Common Sense And The Public Safety
Saturday, February 20, 1960.
The two-week cooling-off period in Greensboro's lunch counter protests ends this weekend.
During the interval, since near mob violence of two weeks ago, Woolworth and Kress managers along with the city's leadership have pondered what ultimate course to pursue. In the interim protests have spread to more than a dozen cities in the Southeast. Momentum behind the protests is not dying.
Involved are moral, legal and economic questions, and they impinge on one another.
Negro students have a sound moral position when they protest a policy which caters to their business at nine counters and slaps them in the face at the 10th.
Stores have a sound legal position when they say the law allows them to choose their clientele and serve or reject whomever they see fit.
But the same stores are on tenuous economic grounds — and even possibly shakey legal grounds — when they contemplate arresting for trespass customers they invite into parts of their stores and repel in other parts.
Above and beyond the rights of individuals and property are the public safety and welfare. The mayor, city council, city manager and police are entrusted with upholding the law, preventing violence and preserving peace. They are not authorized to dictate to the store management. But they know fairly well that decisions should not be made which might precipitate violence and trigger the kind of disturbance already plaguing other communities — notably High Point and Portsmouth, Va.

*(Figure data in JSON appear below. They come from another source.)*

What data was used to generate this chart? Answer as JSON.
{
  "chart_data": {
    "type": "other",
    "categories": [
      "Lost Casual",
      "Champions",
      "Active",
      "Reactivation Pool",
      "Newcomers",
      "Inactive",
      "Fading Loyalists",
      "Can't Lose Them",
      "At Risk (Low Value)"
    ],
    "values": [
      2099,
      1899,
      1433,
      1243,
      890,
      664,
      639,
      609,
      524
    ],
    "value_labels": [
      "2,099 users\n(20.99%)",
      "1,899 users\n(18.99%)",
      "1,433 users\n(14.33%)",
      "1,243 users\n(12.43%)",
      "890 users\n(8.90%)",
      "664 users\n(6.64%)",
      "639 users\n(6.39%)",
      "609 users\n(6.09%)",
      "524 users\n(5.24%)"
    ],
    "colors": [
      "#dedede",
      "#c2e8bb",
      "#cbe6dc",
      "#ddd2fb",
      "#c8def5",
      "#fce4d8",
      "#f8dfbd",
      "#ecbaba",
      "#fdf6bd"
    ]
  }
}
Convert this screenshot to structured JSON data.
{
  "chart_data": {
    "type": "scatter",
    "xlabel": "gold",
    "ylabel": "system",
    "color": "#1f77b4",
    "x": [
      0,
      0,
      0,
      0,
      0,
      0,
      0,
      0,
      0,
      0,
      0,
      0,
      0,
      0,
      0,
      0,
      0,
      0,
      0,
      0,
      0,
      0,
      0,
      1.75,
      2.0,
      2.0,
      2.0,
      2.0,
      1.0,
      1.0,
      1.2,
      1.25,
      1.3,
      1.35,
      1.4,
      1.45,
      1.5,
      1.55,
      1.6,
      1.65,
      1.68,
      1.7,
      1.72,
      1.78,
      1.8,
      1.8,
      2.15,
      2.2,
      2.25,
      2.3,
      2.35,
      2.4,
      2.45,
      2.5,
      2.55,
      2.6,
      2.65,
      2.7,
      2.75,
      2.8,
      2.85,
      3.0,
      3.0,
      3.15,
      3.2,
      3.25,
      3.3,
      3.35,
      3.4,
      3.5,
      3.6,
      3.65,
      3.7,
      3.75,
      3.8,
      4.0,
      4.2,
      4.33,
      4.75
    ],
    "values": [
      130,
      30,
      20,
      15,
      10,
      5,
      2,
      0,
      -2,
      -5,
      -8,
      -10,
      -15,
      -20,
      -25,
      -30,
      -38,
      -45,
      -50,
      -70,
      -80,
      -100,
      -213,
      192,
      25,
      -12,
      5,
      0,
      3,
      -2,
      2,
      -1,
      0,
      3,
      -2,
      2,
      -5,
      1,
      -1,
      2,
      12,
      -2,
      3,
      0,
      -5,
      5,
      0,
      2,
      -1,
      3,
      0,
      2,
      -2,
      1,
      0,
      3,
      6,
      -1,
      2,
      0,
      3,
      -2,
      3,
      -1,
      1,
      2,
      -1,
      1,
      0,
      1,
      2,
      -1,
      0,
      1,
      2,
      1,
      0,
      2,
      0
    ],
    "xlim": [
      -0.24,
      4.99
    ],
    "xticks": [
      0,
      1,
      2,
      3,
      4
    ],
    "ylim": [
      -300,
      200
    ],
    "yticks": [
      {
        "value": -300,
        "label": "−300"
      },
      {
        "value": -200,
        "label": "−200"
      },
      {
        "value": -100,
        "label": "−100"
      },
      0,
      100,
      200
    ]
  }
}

There comes a time when public safety transcends individuals or property rights. Such a circumstance may grow out of what variety store managers decide to do next week.
These managers cannot let purely business considerations direct their decision. They must not remain blind to the serious nature of the lunch counter protests. They must open their eyes to the possible turmoil which could flare if their counters are open for segregated business with fanfare.
Moral principle and the good name of Greensboro are involved. This is not something to be done casually or without full consideration of the consequences. Judgment of city officials must play a strong part in whatever decision is made. They know better than anyone else what is at stake.